A par de João Conde dos Santos, integram o órgão de consulta jurídica da PGR, Maria de Fátima Carvalho, Eduardo Ferreira, João Esteves, Maria Isabel da Costa, Maria da Conceição Esteves e Catarina Castro como vogais. A diretiva de Lucília Gago, com base neste parecer, legitima que as ordens dos superiores hierárquicos sobre as diligências concretas que os procuradores titulares dos inquéritos podem fazer durante as investigações não fiquem nos processos. Foi assinado por unanimidade - mas não se sabe por quantos membros.

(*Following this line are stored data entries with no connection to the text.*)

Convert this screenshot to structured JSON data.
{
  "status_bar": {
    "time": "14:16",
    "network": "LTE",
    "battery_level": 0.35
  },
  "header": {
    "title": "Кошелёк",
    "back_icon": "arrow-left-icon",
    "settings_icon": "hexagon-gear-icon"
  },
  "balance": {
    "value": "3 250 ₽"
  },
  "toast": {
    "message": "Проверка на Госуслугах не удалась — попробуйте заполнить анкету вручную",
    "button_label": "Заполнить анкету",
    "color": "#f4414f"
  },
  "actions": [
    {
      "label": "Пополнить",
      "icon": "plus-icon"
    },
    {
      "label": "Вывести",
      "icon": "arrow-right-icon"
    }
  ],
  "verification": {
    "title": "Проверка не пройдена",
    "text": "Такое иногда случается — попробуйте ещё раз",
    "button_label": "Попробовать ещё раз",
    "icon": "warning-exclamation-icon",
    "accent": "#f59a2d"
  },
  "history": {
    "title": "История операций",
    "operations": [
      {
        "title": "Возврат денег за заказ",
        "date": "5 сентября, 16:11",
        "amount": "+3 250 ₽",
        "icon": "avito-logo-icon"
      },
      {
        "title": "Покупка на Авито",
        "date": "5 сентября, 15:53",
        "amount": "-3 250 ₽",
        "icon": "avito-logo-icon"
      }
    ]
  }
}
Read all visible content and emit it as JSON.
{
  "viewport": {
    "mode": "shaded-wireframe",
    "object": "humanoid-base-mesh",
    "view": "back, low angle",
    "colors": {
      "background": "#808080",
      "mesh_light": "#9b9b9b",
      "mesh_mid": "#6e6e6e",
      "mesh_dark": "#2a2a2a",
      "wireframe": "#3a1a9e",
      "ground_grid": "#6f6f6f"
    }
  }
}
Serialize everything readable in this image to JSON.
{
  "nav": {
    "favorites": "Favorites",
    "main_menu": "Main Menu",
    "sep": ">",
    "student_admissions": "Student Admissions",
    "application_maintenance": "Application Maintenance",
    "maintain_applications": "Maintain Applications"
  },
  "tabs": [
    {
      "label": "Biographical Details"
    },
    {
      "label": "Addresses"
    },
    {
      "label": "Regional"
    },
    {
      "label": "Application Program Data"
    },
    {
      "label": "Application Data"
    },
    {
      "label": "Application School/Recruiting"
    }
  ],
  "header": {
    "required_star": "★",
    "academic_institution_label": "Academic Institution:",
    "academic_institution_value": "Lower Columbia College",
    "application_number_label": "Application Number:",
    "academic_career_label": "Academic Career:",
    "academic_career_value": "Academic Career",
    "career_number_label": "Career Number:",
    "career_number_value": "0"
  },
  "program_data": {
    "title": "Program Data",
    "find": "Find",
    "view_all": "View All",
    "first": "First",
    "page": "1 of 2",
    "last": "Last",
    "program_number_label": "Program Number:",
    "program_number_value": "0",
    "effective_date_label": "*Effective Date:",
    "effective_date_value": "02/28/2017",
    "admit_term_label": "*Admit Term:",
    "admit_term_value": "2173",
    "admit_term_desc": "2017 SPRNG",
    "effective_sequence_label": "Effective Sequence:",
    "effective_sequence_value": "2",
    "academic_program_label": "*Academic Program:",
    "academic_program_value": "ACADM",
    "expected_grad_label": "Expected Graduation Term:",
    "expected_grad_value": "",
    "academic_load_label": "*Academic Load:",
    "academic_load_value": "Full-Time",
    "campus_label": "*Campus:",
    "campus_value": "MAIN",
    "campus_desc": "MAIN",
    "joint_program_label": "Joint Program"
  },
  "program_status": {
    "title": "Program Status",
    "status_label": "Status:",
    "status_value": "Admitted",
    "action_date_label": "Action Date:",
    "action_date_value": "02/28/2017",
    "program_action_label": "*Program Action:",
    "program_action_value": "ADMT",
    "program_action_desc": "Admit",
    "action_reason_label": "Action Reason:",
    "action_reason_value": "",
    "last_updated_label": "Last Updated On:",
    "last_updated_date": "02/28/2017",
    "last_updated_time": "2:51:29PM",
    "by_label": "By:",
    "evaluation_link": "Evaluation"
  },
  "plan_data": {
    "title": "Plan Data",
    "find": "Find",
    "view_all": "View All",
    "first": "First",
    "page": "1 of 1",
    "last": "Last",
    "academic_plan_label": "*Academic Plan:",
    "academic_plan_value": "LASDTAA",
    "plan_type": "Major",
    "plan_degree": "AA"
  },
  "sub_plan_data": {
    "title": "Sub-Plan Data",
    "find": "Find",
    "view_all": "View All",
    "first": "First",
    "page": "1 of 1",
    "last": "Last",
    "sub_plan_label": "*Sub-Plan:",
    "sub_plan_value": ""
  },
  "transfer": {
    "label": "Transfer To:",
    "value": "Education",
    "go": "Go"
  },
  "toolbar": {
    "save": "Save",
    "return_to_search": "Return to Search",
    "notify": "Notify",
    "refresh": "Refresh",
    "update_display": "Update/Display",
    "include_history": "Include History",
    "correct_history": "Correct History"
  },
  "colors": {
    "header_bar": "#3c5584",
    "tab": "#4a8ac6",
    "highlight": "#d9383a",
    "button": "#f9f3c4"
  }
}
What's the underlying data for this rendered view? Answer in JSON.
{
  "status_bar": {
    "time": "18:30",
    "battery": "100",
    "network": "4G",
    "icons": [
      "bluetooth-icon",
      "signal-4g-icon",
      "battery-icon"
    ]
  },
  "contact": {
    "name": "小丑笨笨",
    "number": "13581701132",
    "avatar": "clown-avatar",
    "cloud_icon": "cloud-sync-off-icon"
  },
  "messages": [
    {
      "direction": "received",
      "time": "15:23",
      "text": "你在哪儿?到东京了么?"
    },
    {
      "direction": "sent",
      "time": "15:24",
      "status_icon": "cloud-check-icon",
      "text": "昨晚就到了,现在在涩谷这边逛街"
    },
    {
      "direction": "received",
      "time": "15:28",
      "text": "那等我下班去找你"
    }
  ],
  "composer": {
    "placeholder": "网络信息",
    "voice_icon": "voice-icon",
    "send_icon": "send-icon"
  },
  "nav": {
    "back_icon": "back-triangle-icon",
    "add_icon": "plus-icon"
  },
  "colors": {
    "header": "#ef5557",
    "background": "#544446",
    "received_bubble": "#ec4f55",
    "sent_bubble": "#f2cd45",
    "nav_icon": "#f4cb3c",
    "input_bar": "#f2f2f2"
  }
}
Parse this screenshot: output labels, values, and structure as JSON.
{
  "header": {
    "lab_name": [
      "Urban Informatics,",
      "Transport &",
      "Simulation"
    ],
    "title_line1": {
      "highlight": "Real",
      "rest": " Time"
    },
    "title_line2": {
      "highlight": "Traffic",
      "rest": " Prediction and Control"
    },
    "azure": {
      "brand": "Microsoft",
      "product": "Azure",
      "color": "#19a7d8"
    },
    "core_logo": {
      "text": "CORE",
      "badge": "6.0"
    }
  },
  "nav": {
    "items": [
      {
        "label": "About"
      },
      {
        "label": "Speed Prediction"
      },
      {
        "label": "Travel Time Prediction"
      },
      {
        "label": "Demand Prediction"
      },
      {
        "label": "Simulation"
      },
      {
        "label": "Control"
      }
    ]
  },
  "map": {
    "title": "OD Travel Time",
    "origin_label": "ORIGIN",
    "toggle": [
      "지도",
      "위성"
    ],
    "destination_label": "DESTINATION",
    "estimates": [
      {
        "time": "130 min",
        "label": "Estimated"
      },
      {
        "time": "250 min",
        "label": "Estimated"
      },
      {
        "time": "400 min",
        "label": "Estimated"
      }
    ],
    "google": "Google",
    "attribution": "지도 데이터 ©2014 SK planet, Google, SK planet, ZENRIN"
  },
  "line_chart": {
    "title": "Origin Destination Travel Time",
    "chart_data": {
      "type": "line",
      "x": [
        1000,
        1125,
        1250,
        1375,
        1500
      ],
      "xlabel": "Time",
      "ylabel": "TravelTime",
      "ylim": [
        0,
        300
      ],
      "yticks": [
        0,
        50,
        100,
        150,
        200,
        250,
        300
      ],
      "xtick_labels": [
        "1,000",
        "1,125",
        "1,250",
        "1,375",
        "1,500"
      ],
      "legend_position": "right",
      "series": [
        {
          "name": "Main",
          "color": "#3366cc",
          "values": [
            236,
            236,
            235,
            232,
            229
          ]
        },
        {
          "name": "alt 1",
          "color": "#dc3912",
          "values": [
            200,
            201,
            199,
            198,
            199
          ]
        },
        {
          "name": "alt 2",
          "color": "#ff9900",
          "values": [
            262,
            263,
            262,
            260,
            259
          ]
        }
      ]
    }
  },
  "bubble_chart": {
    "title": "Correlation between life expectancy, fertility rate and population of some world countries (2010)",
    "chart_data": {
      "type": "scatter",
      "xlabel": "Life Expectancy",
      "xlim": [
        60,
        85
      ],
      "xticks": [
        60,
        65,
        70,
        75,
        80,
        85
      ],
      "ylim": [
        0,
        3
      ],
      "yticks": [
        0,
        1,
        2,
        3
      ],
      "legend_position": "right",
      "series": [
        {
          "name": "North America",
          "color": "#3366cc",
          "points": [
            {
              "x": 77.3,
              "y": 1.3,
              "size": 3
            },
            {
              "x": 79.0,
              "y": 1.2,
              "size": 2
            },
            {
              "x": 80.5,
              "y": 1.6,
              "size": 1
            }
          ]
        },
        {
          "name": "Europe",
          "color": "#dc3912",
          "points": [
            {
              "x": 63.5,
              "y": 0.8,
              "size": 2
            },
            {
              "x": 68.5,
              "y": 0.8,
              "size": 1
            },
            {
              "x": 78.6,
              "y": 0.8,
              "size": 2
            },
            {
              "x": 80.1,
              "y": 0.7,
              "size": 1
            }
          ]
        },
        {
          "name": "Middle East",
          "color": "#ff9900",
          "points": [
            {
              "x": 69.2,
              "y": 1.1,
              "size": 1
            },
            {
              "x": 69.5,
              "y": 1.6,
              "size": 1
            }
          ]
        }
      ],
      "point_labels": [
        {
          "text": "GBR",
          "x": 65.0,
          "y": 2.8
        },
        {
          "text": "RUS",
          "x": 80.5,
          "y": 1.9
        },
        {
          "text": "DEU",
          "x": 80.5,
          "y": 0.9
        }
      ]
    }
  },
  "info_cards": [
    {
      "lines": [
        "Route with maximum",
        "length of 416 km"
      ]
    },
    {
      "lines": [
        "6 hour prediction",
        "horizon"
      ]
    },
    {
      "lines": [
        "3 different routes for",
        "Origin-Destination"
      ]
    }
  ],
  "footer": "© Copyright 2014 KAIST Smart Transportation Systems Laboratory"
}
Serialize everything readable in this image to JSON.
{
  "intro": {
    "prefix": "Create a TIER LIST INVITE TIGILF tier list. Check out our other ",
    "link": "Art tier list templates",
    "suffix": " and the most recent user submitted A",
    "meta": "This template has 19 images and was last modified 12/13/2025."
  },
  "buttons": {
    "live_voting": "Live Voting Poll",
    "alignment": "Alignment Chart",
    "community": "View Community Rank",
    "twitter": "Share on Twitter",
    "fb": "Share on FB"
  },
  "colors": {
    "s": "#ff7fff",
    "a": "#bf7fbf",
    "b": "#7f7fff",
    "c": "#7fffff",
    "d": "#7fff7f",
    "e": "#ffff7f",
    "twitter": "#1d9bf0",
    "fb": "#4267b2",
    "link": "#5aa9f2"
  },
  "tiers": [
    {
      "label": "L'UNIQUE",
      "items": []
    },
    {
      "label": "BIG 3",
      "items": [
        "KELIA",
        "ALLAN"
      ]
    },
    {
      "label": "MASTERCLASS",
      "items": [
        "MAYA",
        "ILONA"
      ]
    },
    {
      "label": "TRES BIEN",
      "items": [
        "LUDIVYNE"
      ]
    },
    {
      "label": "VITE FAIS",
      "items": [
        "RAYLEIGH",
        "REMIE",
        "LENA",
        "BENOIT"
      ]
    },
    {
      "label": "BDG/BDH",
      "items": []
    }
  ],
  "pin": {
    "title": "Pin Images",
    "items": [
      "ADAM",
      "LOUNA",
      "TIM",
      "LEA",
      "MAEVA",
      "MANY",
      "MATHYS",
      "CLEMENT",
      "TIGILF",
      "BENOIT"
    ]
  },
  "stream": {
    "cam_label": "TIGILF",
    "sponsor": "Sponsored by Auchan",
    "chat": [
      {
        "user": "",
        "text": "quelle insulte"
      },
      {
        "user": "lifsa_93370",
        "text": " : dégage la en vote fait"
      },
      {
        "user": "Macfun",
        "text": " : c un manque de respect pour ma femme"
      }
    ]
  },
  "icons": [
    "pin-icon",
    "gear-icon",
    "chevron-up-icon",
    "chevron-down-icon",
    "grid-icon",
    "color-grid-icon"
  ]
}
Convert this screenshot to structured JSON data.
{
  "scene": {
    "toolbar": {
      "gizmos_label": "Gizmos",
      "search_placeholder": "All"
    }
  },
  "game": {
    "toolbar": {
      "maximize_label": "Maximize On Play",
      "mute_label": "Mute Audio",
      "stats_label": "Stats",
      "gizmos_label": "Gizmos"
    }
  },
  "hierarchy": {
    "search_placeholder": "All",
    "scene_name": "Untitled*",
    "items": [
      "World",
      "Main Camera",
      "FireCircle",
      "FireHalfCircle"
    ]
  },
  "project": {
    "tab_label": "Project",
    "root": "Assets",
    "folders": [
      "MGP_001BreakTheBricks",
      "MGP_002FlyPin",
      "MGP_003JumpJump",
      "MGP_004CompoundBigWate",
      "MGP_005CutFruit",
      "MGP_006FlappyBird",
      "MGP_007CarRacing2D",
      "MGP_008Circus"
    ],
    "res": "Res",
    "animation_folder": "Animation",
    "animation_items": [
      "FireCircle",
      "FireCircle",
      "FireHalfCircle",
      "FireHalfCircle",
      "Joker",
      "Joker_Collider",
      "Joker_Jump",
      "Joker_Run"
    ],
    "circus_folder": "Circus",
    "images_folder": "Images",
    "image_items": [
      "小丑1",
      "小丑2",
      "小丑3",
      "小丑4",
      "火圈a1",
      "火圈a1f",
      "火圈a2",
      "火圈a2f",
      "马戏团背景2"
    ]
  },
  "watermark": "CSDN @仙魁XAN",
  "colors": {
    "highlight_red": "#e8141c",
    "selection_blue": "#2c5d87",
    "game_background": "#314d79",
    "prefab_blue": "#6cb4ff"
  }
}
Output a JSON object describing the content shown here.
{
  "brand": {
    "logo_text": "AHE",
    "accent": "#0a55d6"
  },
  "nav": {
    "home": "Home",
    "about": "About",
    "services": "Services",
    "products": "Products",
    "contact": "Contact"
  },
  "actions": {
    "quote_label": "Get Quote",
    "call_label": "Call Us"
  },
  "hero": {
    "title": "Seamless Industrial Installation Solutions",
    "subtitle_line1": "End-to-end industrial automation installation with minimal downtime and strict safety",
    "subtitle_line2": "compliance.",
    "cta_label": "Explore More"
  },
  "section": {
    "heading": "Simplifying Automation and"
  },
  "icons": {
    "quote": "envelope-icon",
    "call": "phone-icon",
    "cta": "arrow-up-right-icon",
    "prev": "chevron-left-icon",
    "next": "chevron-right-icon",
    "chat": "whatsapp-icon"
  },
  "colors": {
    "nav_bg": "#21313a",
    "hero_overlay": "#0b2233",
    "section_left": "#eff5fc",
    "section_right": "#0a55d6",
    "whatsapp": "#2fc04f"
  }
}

A diretiva foi entretanto suspensa em Diário da República, mas há magistrados que consideram que o diploma continua a vigorar no seio do Ministério Público.

A questão da não publicitação das ordens dos superiores hierárquicos é criticada pela maioria dos membros do Conselho Superior do Ministério Público. A reunião entre o CSMP e Lucília Gago, na passada terça-feira, foi muito tensa. A procuradora-geral da República ouviu várias críticas precisamente sobre esta intenção de deixar secretas as indicações superiores.

PORMENORES
Decisão em breve
Para emitir um parecer complementar agora pedido por Lucília Gago, o Conselho Consultivo da PGR, composto por sete vogais, deverá demorar entre um a três meses. A decisão deverá ser revalidada.

Alvo de críticas
O Sindicato dos Magistrados do Ministério Público, liderado por António Ventinhas, considera que a suspensão da diretiva representa um "aparente recuo". Os magistrados criticam a "precipitação e falta de ponderação" da Procuradora-Geral.

Recolha de assinaturas
Para além da ação em tribunal, o sindicato fará recolha de assinaturas junto dos mais de 1600 magistrados para protestar contra a diretiva e a interpretação do Conselho Consultivo da PGR.É mais uma forma a manter a pressão sobre Lucília Gago.

Caso de Tancos
O pedido do parecer foi feito na sequência do caso de Tancos, no qual o diretor do DCIAP, Albano Pinto, travou intenção dos procuradores que chamaram a depor António Costa e Marcelo Rebelo de Sousa. O despacho "secreto" não consta do processo que está agora na fase de instrução.

Parecer do ‘family gate’
O Governo homologou, no ano passado, o parecer do Conselho Consultivo sobre incompatibilidades e impedimentos de titulares de cargos políticos. O parecer foi pedido após a polémica sobre negócios entre governantes e empresas de familiares.